The current owner of the mobile home, who purchased it last year, told The New Yorker it was “really weird” Meadows would list the address as his residence. He said he heard the Meadows family stayed there once for a Trump rally, but it was not the kind place one would imagine a White House chief of staff spending the night.

Melanie Thibault, the director of Macon County’s Board of Elections, said she, too, was “kind of dumbfounded” that Meadows used the address to register to vote.

“I looked up this McConnell Road, which is in Scaly Mountain, and I found out that it was a dive trailer in the middle of nowhere, which I do not see him or his wife staying in,” Thibault said. Meadows’ voter registration card was sent to a post office box he provided, according to Thibault.
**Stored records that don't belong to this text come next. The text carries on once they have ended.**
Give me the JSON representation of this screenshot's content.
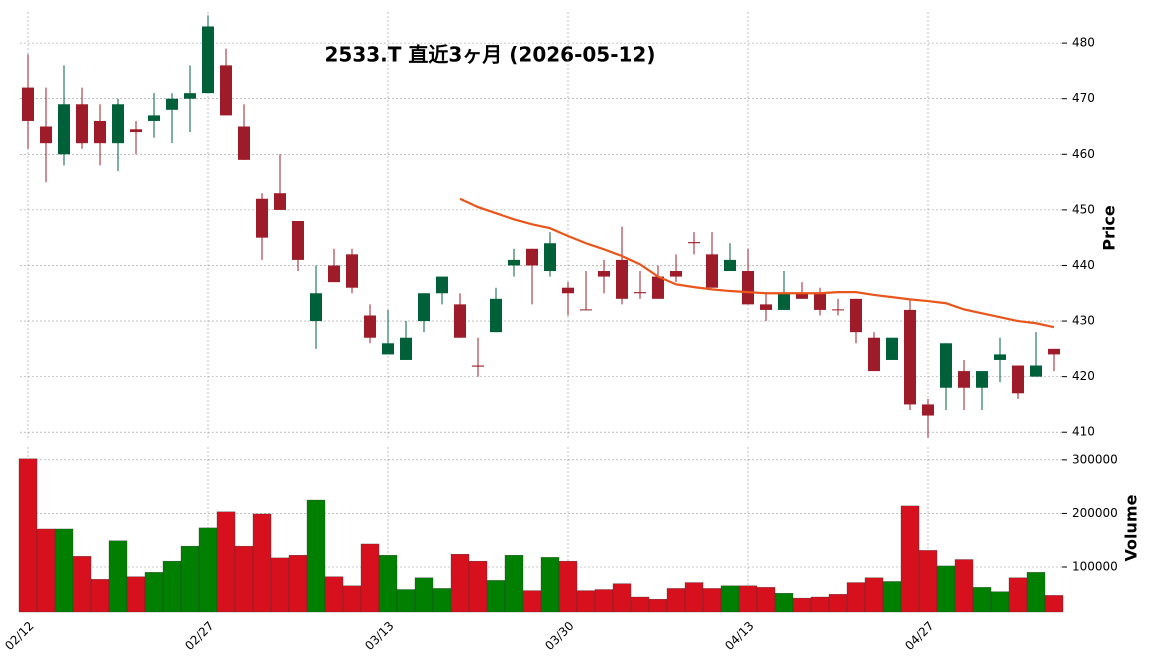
{
  "chart_data": [
    {
      "type": "candlestick",
      "title": "2533.T  直近3ヶ月  (2026-05-12)",
      "ylabel": "Price",
      "ylim": [
        408.6,
        485.6
      ],
      "yticks": [
        410,
        420,
        430,
        440,
        450,
        460,
        470,
        480
      ],
      "grid": true,
      "up_color": "#00603a",
      "down_color": "#9e1c2a",
      "open": [
        472,
        465,
        460,
        469,
        466,
        462,
        464.5,
        466,
        468,
        470,
        471,
        476,
        465,
        452,
        453,
        448,
        430,
        440,
        442,
        431,
        424,
        423,
        430,
        435,
        433,
        422,
        428,
        440,
        443,
        439,
        436,
        432.1,
        439,
        441,
        435.2,
        438,
        439,
        444.2,
        442,
        439,
        439,
        433,
        432,
        435,
        435,
        432.1,
        434,
        427,
        423,
        432,
        415,
        418,
        421,
        418,
        423,
        422,
        420,
        425
      ],
      "high": [
        478,
        472,
        476,
        472,
        469,
        470,
        466,
        471,
        471,
        476,
        485,
        479,
        469,
        453,
        460,
        448,
        440,
        443,
        443,
        433,
        432,
        430,
        435,
        438,
        435,
        427,
        436,
        443,
        443,
        446,
        437,
        439,
        441,
        447,
        439,
        440,
        442,
        446,
        446,
        444,
        443,
        435,
        439,
        437,
        436,
        434,
        434,
        428,
        427,
        434,
        416,
        426,
        423,
        421,
        427,
        422,
        428,
        425
      ],
      "low": [
        461,
        455,
        458,
        461,
        458,
        457,
        460,
        463,
        462,
        464,
        471,
        467,
        459,
        441,
        450,
        439,
        425,
        437,
        435,
        426,
        424,
        423,
        428,
        433,
        427,
        420,
        428,
        438,
        433,
        438,
        431,
        432,
        435,
        433,
        434,
        434,
        437,
        442,
        436,
        439,
        433,
        430,
        432,
        434,
        431,
        431,
        426,
        421,
        423,
        414,
        409,
        414,
        414,
        414,
        419,
        416,
        420,
        421
      ],
      "close": [
        466,
        462,
        469,
        462,
        462,
        469,
        464,
        467,
        470,
        471,
        483,
        467,
        459,
        445,
        450,
        441,
        435,
        437,
        436,
        427,
        426,
        427,
        435,
        438,
        427,
        421.8,
        434,
        441,
        440,
        444,
        435,
        432,
        438,
        434,
        435,
        434,
        438,
        444,
        436,
        441,
        433,
        432,
        435,
        434,
        432,
        432,
        428,
        421,
        427,
        415,
        413,
        426,
        418,
        421,
        424,
        417,
        422,
        424
      ],
      "ma": {
        "color": "#e8561b",
        "values": [
          null,
          null,
          null,
          null,
          null,
          null,
          null,
          null,
          null,
          null,
          null,
          null,
          null,
          null,
          null,
          null,
          null,
          null,
          null,
          null,
          null,
          null,
          null,
          null,
          452,
          450.5,
          449.4,
          448.3,
          447.4,
          446.7,
          445.3,
          444,
          442.9,
          441.7,
          440.2,
          438,
          436.6,
          436.1,
          435.7,
          435.4,
          435.2,
          435,
          435,
          435,
          435,
          435.2,
          435.2,
          434.7,
          434.3,
          433.9,
          433.6,
          433.2,
          432.1,
          431.4,
          430.7,
          430,
          429.6,
          428.9
        ]
      }
    },
    {
      "type": "bar",
      "ylabel": "Volume",
      "ylim": [
        16000,
        324000
      ],
      "yticks": [
        100000,
        200000,
        300000
      ],
      "grid": true,
      "up_color": "#007f00",
      "down_color": "#d7101e",
      "categories": [
        "02/12",
        null,
        null,
        null,
        null,
        null,
        null,
        null,
        null,
        null,
        "02/27",
        null,
        null,
        null,
        null,
        null,
        null,
        null,
        null,
        null,
        "03/13",
        null,
        null,
        null,
        null,
        null,
        null,
        null,
        null,
        null,
        "03/30",
        null,
        null,
        null,
        null,
        null,
        null,
        null,
        null,
        null,
        "04/13",
        null,
        null,
        null,
        null,
        null,
        null,
        null,
        null,
        null,
        "04/27",
        null,
        null,
        null,
        null,
        null,
        null,
        null
      ],
      "values": [
        302000,
        171000,
        171000,
        120000,
        77000,
        149000,
        82000,
        90000,
        111000,
        139000,
        173000,
        203000,
        139000,
        199000,
        117000,
        122000,
        225000,
        82000,
        65000,
        143000,
        122000,
        58000,
        80000,
        60000,
        124000,
        111000,
        75000,
        122000,
        56000,
        118000,
        111000,
        56000,
        58000,
        69000,
        44000,
        40000,
        60000,
        71000,
        60000,
        65000,
        65000,
        62000,
        51000,
        42000,
        44000,
        49000,
        71000,
        80000,
        73000,
        214000,
        131000,
        102000,
        114000,
        62000,
        54000,
        80000,
        90000,
        47000
      ]
    }
  ]
}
Meadows voted by absentee ballot in the 2020 general election, Thibault said. It’s a method of voting that Republicans in many GOP-led states are working to curb in their voter-suppression efforts.

It’s a federal crime to provide false information to register to vote in a federal election, The New Yorker noted.

During the Trump administration, the White House website posted a “sampling” of the “long and unfortunate history of election fraud.” Many of the examples involved people who listed false addresses when they registered to vote.

Trump repeatedly railed against voting by mail, even though he did it himself. Several other members of his administration, including Steve Bannon, Steven Mnuchin and Jared Kushner, were registered to vote in the 2016 election in two states (which is not in itself a crime). In 2019, Trump tried to register to vote in Florida using the White House address in Washington.

Gerry Cohen, an author of North Carolina’s voter-challenge statute, explained to The New Yorker that voters can have more than one residence, but the one used to register to vote must be a “place of abode” where a resident has spent at least one night and intends to remain indefinitely. If Debbie Meadows stayed in the mobile home a single night and her husband did not, Mark Meadows cannot use the address for his voter registration, Cohen noted.

Meadows did not respond to The New Yorker’s request for comment.